# Help with Nissan Navara faults



## pietern39 (Jan 6, 2012)

:facepalm: Hi Bought a Nissan Navara 2.5DCi 2005 model 3years back, great bakkie but June this year the bakie starts with problems.
While driving it makes a tttrrr and a puff sound and makes n big smoke screen at the back and then the bakkie dont have any power, other times it just cut out, and will stand for a week before it starts, sometimes if you start the bakkie thenand driveit dont have any power, when stop and switch of and on again its fine again.
sometime bakkie has no problems for weeks the suddenly it starts again
:banghead:
1 Replaced all diesel filters 
2 Replaced air filter
3 Did different dianogstic test even with the Nissan managment machine non showed anything
4 Replaced fuel rail 
5 Replaced all relays in fuse box (some where getting very hot)
6 Tested the turbo

Nissan agents said its the injectors or the fuel pump that i dont think is the problem because the bakkie dont smoke feul consumption and performance ist still good
These to parts cost closed to R50,000.
Spent already about R25,000on all the parts and mechanics and tests

Please if anybody can help because i cant just keep on spending money and the bakkie doesnt get fixed.!!!!!!!!!!!!

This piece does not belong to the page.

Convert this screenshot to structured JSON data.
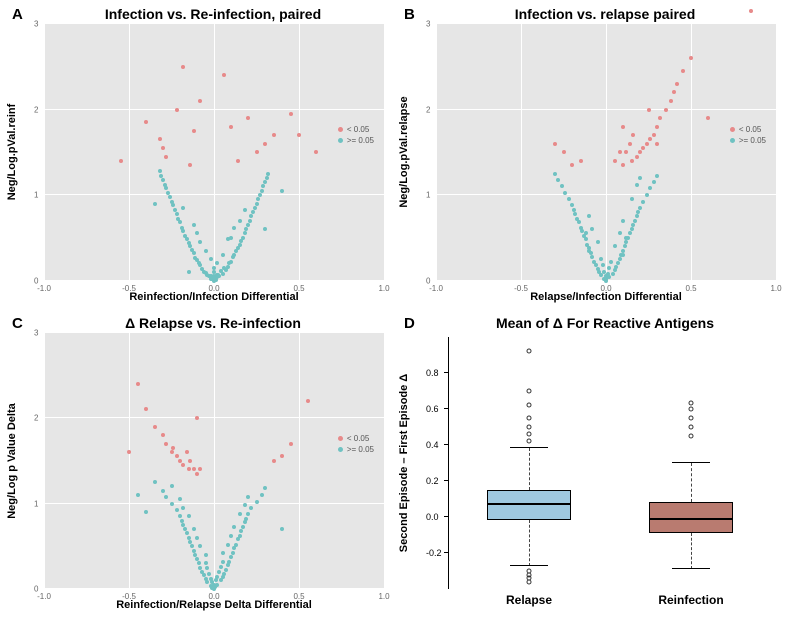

Be thankful for any information.!!!!!!!!!!!!!!!!!!!:flowers::flowers:


----------



## octaneman (May 13, 2009)

Hi pietern39


Is it the SRT model ?


----------



## pietern39 (Jan 6, 2012)

I dont know what SRT stands for Mine is the d40 Nissan Navara 2.5 DCI


----------



## octaneman (May 13, 2009)

I've made contact with an expert and I was told the D40 models have a problem with the fuel pressure sensor. The sensor is located on the fuel rail, it gives faulty messages to the computer which sets a P0069 code (you will need a scanner to verify this). The code represents fuel overpressure to the injectors which makes the engine smoke with loss power. 

After the truck has been serviced the P0069 code has to be erased and the computer has to be reset by using a scanner.


----------



## pietern39 (Jan 6, 2012)

Is this the fuel pressure regulator valve sensor that is located on the diesel pump
Wont the Nissan managment dianogstic machine pick this( P0069 code)up????
Do you think that a faulty battery can cause all these problems, because suddenly my battery died last week friday?????????


----------



## octaneman (May 13, 2009)

The scanner should pick it up unless the computer got stuck into limp home mode which is part of a long list of failures this particular model has. The computer has to be re-set everytime its being serviced, if not the computer thinks that the problem still exists setting off a host of issues. What you need to do is test the fuel system to locate any short circuit within the system. 

There is a crucial matter which you should be aware of, the expert I consulted also said that the D40 is plagued with allot of problems. The most serious is that those engines blow when they reach 50,000 to 60,000 km. You should contact Nissan as soon as possible to determine if any warranty covers the systemic problems on the D40.


----------